De nombreux incidents se sont accumulés au cours de ces dernières années pour illustrer la maladresse dont voici quelques exemples:

-les réactions officielles de l’Ambassadeur turc avec ses collègues de pays musulmans après la publication en 2005 des caricatures du prophète Mahomed au Danemark, la participation de la Turquie à une telle action collective constituant une première dans la diplomatie turqu ;

-la visite semi-officielle en 2006 du dirigeant Khaled Mashal, déjà mentionnée;

-la position négationniste annoncée lors d’une visite à Darfour en 2006 du Premier ministre Erdoğan concernant les crimes génocidaires et ses liens privilégiés avec le Président soudanais Omar El-Bashir, persona non grata à travers le monde, jugé pour crime contre l’humanité au Tribunal Pénal International;

-les propos mal accueillis dans la classe politique allemande du Premier ministre lors d’une réunion publique à Cologne en 2008 avec ses concitoyens venus de divers pays d’Europe où il déclare « l’assimilation est un crime contre l’humanité »;

-l’altercation d’Erdoğan lors du Forum économique mondial de Davos en 2009 avec le Président israélien Shimon Pères au sujet de l’opération militaire israélien à Gaza;

-l’opposition à l’élection en 2009 au poste de secrétaire général de l’OTAN du Premier ministre danois Rasmussen pour les positions considérées blasphématoires du gouvernement danois au moment de la crise des caricatures ; in fine le gouvernement turc finit par accepter cette nomination;

-une amitié forte avec l’ancien Président iranien Mahmoud Ahmedinejad et une position ambiguë au sujet du nucléaire militaire de l’Iran tandis que le mouvement de protestation « Mouvement Vert » fût superbement ignoré ; pour couronner cette politique la Turquie vota contre les sanctions proposées en 2010 par le groupe P5+1 au Conseil de Sécurité des Nations-Unies avant de s’y plier plus tard;

-une compétition désuète avec Téhéran dans la région et en particulier en Syrie qui tend les relations bilatérales;

-le grave incident de « Mavi Marmara » où un commando israélien attaqua le navire humanitaire portant ce nom, qui amenait de l’aide à Gaza sous embargo, pour tuer neuf personnes.

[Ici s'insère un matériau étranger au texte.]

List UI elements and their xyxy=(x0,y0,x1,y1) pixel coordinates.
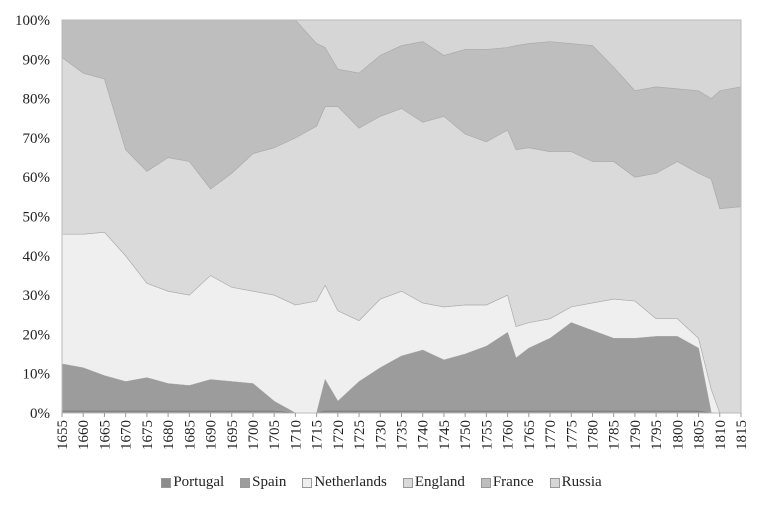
y-axis: 0% 10% 20% 30% 40% 50% 60% 70% 80% 90% 100% xyxy=(15,13,50,422)
legend-swatch xyxy=(402,477,413,488)
x-tick-label: 1785 xyxy=(607,420,623,450)
legend-item-france: France xyxy=(480,474,534,491)
y-tick-label: 60% xyxy=(23,170,51,186)
y-tick-label: 50% xyxy=(23,210,51,226)
y-tick-label: 90% xyxy=(23,52,51,68)
x-tick-label: 1700 xyxy=(246,420,262,450)
y-tick-label: 100% xyxy=(15,13,50,29)
x-tick-label: 1670 xyxy=(119,420,135,450)
stacked-area-plot: 0%10%20%30%40%50%60%70%80%90%100% 1655 16… xyxy=(15,13,750,450)
legend-item-netherlands: Netherlands xyxy=(302,474,387,491)
x-tick-label: 1730 xyxy=(373,420,389,450)
y-tick-label: 10% xyxy=(23,367,51,383)
x-tick-label: 1695 xyxy=(225,420,241,450)
legend-item-england: England xyxy=(402,474,465,491)
x-tick-label: 1790 xyxy=(628,420,644,450)
legend-item-spain: Spain xyxy=(240,474,286,491)
x-tick-label: 1740 xyxy=(416,420,432,450)
legend-label: Netherlands xyxy=(314,474,387,490)
x-tick-label: 1720 xyxy=(331,420,347,450)
legend-swatch xyxy=(480,477,491,488)
x-tick-label: 1735 xyxy=(395,420,411,450)
x-tick-label: 1705 xyxy=(267,420,283,450)
x-tick-label: 1810 xyxy=(713,420,729,450)
legend-swatch xyxy=(302,477,313,488)
x-tick-label: 1805 xyxy=(692,420,708,450)
series-areas xyxy=(61,19,742,414)
x-tick-label: 1675 xyxy=(140,420,156,450)
x-tick-label: 1770 xyxy=(543,420,559,450)
x-tick-label: 1775 xyxy=(564,420,580,450)
x-tick-label: 1800 xyxy=(670,420,686,450)
x-tick-label: 1660 xyxy=(76,420,92,450)
legend-label: Russia xyxy=(561,474,602,490)
x-tick-label: 1755 xyxy=(479,420,495,450)
x-tick-label: 1680 xyxy=(161,420,177,450)
legend-label: France xyxy=(492,474,534,490)
legend: Portugal Spain Netherlands England France Rus… xyxy=(0,474,763,491)
x-tick-label: 1745 xyxy=(437,420,453,450)
legend-item-russia: Russia xyxy=(549,474,602,491)
x-tick-label: 1715 xyxy=(310,420,326,450)
y-tick-label: 0% xyxy=(30,406,50,422)
x-tick-label: 1760 xyxy=(501,420,517,450)
y-tick-label: 20% xyxy=(23,327,51,343)
y-tick-label: 40% xyxy=(23,249,51,265)
legend-label: England xyxy=(414,474,465,490)
x-tick-label: 1690 xyxy=(204,420,220,450)
legend-swatch xyxy=(549,477,560,488)
x-tick-label: 1665 xyxy=(97,420,113,450)
legend-swatch xyxy=(161,477,172,488)
legend-item-portugal: Portugal xyxy=(161,474,224,491)
legend-swatch xyxy=(240,477,251,488)
x-tick-label: 1815 xyxy=(734,420,750,450)
x-tick-label: 1780 xyxy=(585,420,601,450)
legend-label: Spain xyxy=(252,474,287,490)
x-axis: 1655 1660 1665 1670 1675 1680 1685 1690 1695 1700… xyxy=(55,413,750,450)
y-tick-label: 70% xyxy=(23,131,51,147)
x-tick-label: 1655 xyxy=(55,420,71,450)
x-tick-label: 1750 xyxy=(458,420,474,450)
y-tick-label: 30% xyxy=(23,288,51,304)
x-tick-label: 1685 xyxy=(182,420,198,450)
x-tick-label: 1795 xyxy=(649,420,665,450)
x-tick-label: 1725 xyxy=(352,420,368,450)
y-tick-label: 80% xyxy=(23,92,51,108)
x-tick-label: 1710 xyxy=(288,420,304,450)
legend-label: Portugal xyxy=(173,474,225,490)
x-tick-label: 1765 xyxy=(522,420,538,450)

Le gouvernement turc défiant toute règle en matière de relation entre gouvernements-organisations non-gouvernementales a pris parti au point d’être manipulé par l’ong qui avait monté l’opération d’aide. Cette maladresse a grandement nui à la supériorité morale qui, autrement, découlait de l’attaque meurtrière israélienne dans les eaux internationales;

-sans réfléchir un instant aux conséquences d’ignorer Le Caire lorsque l’on cherche à être influent dans le Moyen Orient Ankara donne une réaction épidermique au coup d’état du général Sisi de 2013 en Egypte qui pousse Le Caire à boycotter Ankara, accusé d’avoir été influent auprès du régime du président destitué Morsi;

-une attitude pro-sunnite manifeste en Irak qui finit par provoquer l’ire de Bagdad;

-la tentation de diversifier ses achats d’armes en entrant en contact avec les Chinois et les Russes (pré-accord d’achat de SS-400) dont les armements sont incompatibles avec ceux de l’OTAN sans qui la Turquie n’a pas de défense propre;

-en novembre 2015 Ankara descend un avion de chasse russe à sa frontière avec la Syrie. Toutes les relations avec Moscou sont gelées au détriment de la Turquie qu’il s’agisse de l’économie ou de la diplomatie.